Founded in 2021 by Yucheng Low, Ajit Banerjee, and Rajat Arya, XetHub has developed technology that enables Git to handle terabyte-scale repositories, allowing teams to work efficiently with evolving datasets and models. This acquisition aligns with Hugging Face’s long-term goal of optimising storage and versioning for AI development, moving away from the limitations of Git LFS, which was not designed to handle the immense file sizes typical in AI.
“The XetHub team will help us unlock the next 5 years of growth of HF datasets and models by switching to our own, better version of LFS as storage backend for the Hub’s repos,” said Hugging Face CTO Julien Chaumond.
He further added that XetHub’s technology would unlock significant growth for the platform by enabling more efficient data management. For example, instead of re-uploading entire files, users will only need to upload modified chunks, streamlining updates and reducing storage needs. This improvement is crucial as AI models continue to grow in size, with trillion-parameter models like the BigLlama-3.1-1T already on the horizon.
XetHub, which started in 2021 with support from Madrona and other angel investors, was built by a team experienced in scaling AI infrastructure, including work on Apple’s internal machine learning infrastructure.
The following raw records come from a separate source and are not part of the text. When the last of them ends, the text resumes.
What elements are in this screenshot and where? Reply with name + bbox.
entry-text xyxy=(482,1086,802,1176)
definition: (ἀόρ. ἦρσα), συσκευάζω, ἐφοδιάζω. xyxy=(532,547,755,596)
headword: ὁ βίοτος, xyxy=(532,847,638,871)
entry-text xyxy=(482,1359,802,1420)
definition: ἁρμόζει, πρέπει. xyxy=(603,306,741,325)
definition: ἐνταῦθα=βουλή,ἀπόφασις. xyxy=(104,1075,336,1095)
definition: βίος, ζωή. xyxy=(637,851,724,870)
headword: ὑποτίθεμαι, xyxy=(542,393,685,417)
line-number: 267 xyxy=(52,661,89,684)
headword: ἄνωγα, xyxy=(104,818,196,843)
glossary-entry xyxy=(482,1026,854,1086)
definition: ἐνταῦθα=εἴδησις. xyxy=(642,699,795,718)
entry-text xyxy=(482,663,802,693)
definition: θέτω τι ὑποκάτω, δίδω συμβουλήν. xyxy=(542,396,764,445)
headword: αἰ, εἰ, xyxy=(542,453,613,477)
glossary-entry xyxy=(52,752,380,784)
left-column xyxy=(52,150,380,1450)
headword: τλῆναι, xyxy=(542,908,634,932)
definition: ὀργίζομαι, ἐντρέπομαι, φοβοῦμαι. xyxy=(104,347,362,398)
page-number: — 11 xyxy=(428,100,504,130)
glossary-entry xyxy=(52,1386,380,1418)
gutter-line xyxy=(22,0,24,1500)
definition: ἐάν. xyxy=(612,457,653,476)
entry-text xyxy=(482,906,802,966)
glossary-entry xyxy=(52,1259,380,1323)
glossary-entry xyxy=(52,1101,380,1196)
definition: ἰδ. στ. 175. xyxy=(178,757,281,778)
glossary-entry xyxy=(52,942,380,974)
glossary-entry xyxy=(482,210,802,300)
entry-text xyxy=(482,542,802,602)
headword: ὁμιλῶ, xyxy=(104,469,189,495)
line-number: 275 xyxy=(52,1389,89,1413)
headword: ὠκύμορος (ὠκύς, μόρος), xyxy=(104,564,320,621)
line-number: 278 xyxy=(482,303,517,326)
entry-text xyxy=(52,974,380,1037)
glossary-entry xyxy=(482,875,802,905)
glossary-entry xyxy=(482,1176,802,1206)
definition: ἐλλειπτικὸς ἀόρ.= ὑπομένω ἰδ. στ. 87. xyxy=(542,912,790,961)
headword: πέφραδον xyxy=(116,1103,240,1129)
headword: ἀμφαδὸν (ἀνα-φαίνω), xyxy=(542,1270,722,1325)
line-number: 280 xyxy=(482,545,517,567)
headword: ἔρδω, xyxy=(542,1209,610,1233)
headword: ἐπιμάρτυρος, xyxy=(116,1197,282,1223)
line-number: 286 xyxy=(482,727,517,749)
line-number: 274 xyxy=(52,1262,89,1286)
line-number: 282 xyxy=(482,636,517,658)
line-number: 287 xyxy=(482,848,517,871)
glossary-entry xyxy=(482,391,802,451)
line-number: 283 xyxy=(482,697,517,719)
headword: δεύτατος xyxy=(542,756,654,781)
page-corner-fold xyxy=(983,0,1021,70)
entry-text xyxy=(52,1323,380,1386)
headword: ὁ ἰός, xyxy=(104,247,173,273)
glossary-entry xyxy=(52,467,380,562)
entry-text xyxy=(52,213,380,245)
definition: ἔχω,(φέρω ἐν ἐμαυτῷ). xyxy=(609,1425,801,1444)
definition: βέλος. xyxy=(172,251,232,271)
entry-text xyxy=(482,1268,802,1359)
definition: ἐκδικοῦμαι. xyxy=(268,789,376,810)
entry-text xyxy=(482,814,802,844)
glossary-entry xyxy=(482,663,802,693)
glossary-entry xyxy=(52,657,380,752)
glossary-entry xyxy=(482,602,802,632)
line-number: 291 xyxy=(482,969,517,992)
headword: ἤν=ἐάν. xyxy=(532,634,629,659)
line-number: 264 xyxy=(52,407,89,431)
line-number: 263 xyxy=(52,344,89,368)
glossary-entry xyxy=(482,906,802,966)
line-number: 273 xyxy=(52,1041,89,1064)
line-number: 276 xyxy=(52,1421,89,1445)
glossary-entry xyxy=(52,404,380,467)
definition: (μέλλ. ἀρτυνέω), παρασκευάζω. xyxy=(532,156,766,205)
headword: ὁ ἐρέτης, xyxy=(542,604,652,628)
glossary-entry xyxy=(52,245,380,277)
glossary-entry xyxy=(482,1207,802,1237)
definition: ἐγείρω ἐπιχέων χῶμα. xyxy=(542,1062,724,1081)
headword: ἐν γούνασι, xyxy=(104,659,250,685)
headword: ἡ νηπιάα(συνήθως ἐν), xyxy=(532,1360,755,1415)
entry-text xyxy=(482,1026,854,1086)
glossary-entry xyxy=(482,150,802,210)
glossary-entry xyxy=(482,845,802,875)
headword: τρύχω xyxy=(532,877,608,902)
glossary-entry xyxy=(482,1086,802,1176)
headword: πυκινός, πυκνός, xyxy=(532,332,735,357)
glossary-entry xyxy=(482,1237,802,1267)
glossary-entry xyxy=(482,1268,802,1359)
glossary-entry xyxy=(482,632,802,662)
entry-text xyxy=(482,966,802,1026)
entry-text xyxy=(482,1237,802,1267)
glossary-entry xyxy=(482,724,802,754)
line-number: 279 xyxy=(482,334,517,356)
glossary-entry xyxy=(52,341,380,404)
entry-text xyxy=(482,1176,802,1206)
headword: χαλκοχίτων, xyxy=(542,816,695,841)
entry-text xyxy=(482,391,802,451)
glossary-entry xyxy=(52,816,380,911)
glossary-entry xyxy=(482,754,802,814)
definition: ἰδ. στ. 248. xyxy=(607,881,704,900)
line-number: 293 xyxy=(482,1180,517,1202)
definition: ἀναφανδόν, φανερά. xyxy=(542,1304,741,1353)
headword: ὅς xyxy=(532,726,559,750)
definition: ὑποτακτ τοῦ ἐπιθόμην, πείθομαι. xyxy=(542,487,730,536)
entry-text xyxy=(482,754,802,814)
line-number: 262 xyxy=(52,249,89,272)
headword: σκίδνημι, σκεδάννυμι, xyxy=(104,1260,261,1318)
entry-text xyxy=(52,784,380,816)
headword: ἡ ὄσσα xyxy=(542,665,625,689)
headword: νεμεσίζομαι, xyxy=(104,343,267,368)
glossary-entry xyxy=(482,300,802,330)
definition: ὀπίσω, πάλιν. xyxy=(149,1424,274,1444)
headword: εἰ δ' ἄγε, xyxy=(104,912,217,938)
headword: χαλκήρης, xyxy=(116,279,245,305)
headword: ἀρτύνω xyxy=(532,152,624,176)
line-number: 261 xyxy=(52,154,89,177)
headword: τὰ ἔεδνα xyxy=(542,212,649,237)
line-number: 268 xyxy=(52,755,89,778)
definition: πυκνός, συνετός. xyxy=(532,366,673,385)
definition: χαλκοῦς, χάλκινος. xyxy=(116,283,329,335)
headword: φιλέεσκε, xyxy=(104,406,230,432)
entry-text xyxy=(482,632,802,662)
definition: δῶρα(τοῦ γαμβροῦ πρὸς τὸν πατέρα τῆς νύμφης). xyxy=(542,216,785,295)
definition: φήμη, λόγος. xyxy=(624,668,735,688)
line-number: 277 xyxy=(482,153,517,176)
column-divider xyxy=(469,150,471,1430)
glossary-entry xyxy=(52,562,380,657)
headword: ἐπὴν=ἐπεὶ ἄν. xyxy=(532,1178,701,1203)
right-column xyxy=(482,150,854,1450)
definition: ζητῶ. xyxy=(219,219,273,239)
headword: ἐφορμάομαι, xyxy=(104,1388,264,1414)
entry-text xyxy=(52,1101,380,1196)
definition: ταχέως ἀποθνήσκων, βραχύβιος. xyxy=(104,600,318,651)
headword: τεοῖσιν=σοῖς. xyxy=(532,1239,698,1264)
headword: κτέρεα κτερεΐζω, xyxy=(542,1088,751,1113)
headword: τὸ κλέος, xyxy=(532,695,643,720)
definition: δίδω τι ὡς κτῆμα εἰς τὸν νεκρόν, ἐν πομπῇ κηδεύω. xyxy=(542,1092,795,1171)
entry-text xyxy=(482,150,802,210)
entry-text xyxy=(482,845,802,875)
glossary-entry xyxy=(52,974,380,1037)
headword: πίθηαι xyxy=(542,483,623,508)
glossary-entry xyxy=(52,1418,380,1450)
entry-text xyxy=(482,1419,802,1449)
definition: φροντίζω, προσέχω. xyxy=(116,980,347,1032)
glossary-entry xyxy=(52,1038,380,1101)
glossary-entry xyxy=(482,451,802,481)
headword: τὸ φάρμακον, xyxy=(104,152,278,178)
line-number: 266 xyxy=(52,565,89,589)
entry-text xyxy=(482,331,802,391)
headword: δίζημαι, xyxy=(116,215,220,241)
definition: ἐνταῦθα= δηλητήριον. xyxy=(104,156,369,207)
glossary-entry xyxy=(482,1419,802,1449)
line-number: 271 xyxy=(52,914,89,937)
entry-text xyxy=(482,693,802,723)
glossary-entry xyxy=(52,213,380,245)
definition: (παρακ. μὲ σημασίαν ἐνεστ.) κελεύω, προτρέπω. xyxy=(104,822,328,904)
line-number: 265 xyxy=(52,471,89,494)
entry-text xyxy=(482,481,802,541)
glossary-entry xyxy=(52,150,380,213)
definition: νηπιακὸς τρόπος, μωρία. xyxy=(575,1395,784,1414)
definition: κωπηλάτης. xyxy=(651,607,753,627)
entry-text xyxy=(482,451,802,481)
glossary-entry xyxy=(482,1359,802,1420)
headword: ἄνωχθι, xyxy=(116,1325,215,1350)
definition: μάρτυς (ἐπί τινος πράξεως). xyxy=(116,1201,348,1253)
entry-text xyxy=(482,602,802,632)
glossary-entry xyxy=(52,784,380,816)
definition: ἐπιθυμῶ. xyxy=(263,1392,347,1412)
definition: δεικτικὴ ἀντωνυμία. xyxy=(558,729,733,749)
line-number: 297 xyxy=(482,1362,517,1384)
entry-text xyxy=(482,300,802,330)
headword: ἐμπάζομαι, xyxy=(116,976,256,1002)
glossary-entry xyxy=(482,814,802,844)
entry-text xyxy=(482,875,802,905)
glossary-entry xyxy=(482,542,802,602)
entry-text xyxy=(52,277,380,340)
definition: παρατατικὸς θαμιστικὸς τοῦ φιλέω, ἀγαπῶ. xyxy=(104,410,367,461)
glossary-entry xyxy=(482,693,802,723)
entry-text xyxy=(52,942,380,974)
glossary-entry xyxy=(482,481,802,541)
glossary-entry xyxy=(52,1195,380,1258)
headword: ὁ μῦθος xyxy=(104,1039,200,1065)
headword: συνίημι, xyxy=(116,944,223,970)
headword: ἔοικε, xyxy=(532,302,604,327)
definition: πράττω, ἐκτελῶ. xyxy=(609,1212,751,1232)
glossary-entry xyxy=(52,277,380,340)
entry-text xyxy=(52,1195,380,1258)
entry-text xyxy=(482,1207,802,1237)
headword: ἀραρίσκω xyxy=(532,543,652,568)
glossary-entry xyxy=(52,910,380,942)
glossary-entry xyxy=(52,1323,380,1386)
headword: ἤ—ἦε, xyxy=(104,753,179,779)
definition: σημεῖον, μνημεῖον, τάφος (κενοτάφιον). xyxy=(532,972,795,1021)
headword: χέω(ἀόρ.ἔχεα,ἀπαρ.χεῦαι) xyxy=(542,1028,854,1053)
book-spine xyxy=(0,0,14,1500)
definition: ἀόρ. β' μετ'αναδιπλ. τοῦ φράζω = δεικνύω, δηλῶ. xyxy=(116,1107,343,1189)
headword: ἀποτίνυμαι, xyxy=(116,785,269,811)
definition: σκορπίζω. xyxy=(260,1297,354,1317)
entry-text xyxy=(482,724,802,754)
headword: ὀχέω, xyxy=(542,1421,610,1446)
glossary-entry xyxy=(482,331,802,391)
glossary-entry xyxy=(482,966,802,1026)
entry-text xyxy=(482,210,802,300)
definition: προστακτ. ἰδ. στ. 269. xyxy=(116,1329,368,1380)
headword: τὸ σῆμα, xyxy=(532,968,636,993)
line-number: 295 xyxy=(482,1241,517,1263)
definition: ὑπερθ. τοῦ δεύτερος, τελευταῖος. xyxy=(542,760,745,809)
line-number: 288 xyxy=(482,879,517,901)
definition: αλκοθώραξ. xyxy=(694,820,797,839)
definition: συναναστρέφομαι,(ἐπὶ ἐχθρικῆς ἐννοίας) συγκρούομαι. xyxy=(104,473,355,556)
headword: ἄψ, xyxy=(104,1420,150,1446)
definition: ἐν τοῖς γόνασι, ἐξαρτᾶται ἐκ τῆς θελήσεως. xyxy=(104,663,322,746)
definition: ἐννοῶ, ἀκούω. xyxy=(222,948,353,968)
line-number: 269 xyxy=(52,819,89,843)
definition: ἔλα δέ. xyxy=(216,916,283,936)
The team will now integrate XetHub’s technology into the Hugging Face platform, aiming to make AI collaboration and development easier for its vast community of users.
In the announcement, Yucheng Low, co-founder of XetHub, highlighted the importance of data in AI’s evolution and expressed excitement about joining Hugging Face to continue their mission of enhancing AI collaboration at scale.
Hugging Face is currently handling a significant volume of data, with over 1.3 million model repositories, 450,000 datasets, and 680,000 spaces, totaling 12 petabytes of data stored in LFS. The acquisition of XetHub is expected to help manage this growing demand more efficiently.
Hugging Face’s infrastructure team is also expanding and actively hiring to support the ongoing development of its platform.
Previously Hugging Face acquired Spanish-based startup Agrilla for $10 million. Argilla specialises in collaborative software for AI professionals, focusing on data annotation and enhancing NLP with human-machine collaboration. This acquisition helps Hugging Face improve its data annotation capabilities and integrate human feedback into AI model training.
Hugging recently announced profitability as well. Founded in 2016, Hugging Face secured $235 million at a $4.5 billion valuation in a Series D funding round last year from major players including Google, Amazon, NVIDIA, Salesforce, AMD, Intel, IBM, and Qualcomm.